You can also provide custom row labels. This makes it much easier to sort and find the data you are looking for

In [None]:
df2 = pd.DataFrame(test_data_wo_series,
                   index = test_data["name"] )

df2

##### Dealing with DataFrame content
A DataFrame behaves like a dictionary of Series and thus, you can use a key to get the data. An alternative is the so-called dot-operator.

In [None]:
df['weight']

In [None]:
df.weight

To get the values without index just append .values 

In [None]:
df.weight.values.tolist()

You can add columns if they are the same length.
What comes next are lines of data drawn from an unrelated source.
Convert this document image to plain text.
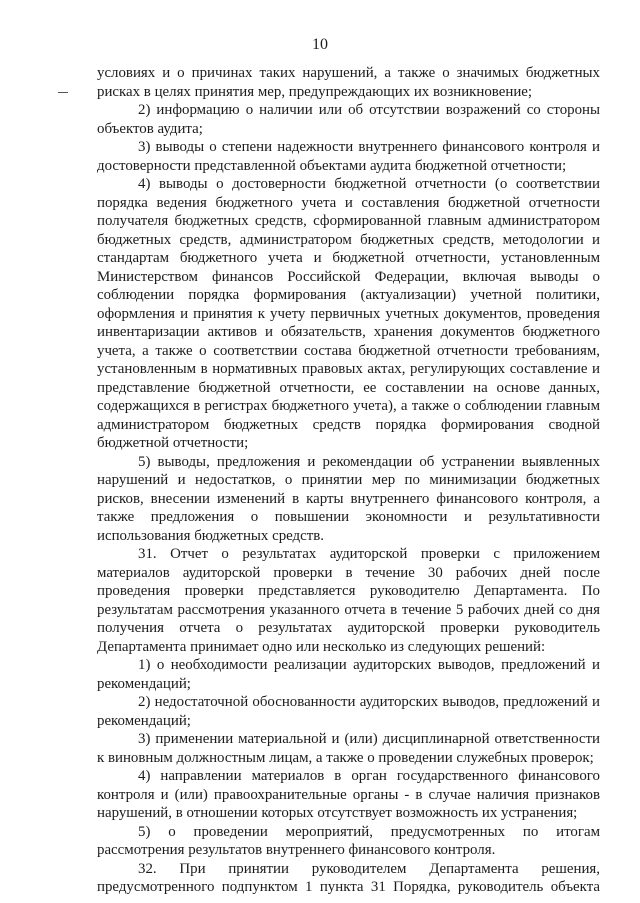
10

условиях и о причинах таких нарушений, а также о значимых бюджетных рисках в целях принятия мер, предупреждающих их возникновение;

2) информацию о наличии или об отсутствии возражений со стороны объектов аудита;

3) выводы о степени надежности внутреннего финансового контроля и достоверности представленной объектами аудита бюджетной отчетности;

4) выводы о достоверности бюджетной отчетности (о соответствии порядка ведения бюджетного учета и составления бюджетной отчетности получателя бюджетных средств, сформированной главным администратором бюджетных средств, администратором бюджетных средств, методологии и стандартам бюджетного учета и бюджетной отчетности, установленным Министерством финансов Российской Федерации, включая выводы о соблюдении порядка формирования (актуализации) учетной политики, оформления и принятия к учету первичных учетных документов, проведения инвентаризации активов и обязательств, хранения документов бюджетного учета, а также о соответствии состава бюджетной отчетности требованиям, установленным в нормативных правовых актах, регулирующих составление и представление бюджетной отчетности, ее составлении на основе данных, содержащихся в регистрах бюджетного учета), а также о соблюдении главным администратором бюджетных средств порядка формирования сводной бюджетной отчетности;

5) выводы, предложения и рекомендации об устранении выявленных нарушений и недостатков, о принятии мер по минимизации бюджетных рисков, внесении изменений в карты внутреннего финансового контроля, а также предложения о повышении экономности и результативности использования бюджетных средств.

31. Отчет о результатах аудиторской проверки с приложением материалов аудиторской проверки в течение 30 рабочих дней после проведения проверки представляется руководителю Департамента. По результатам рассмотрения указанного отчета в течение 5 рабочих дней со дня получения отчета о результатах аудиторской проверки руководитель Департамента принимает одно или несколько из следующих решений:

1) о необходимости реализации аудиторских выводов, предложений и рекомендаций;

2) недостаточной обоснованности аудиторских выводов, предложений и рекомендаций;

3) применении материальной и (или) дисциплинарной ответственности к виновным должностным лицам, а также о проведении служебных проверок;

4) направлении материалов в орган государственного финансового контроля и (или) правоохранительные органы - в случае наличия признаков нарушений, в отношении которых отсутствует возможность их устранения;

5) о проведении мероприятий, предусмотренных по итогам рассмотрения результатов внутреннего финансового контроля.

32. При принятии руководителем Департамента решения, предусмотренного подпунктом 1 пункта 31 Порядка, руководитель объекта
Just adding values without further information require the identical length. Just parsing list of 2 elements will result in an error. 

In [None]:
df2["IQ"] = [105, 26, 115]

In [None]:
df2

When inersting Series into DataFrame, unmatched values are filled with NaN (compare left join in SQL)

In [None]:
df2["Zip code"] = pd.Series(['87435', '87437'], index=["Georg", 'Siegfried'])

df2

In [None]:
df2.loc["Donald","IQ"]  # loc = location, using string as key

In [None]:
df2.iloc[1,6]  # iloc = index location, using int/index as key

Selecting rowa by boolean index is often used. Prepare and provide a boolean index obtained from different conditions is often usefull and comes from an good structured algorithmn design. 

In [None]:
boolean_index = [False, True, True]  

df2[boolean_index] 

In [None]:
boolean_index = df2["age"] > 25

In [None]:
df2[boolean_index]

In [None]:
df2[(df2["age"] > 25) & (df2["IQ"] > 50)]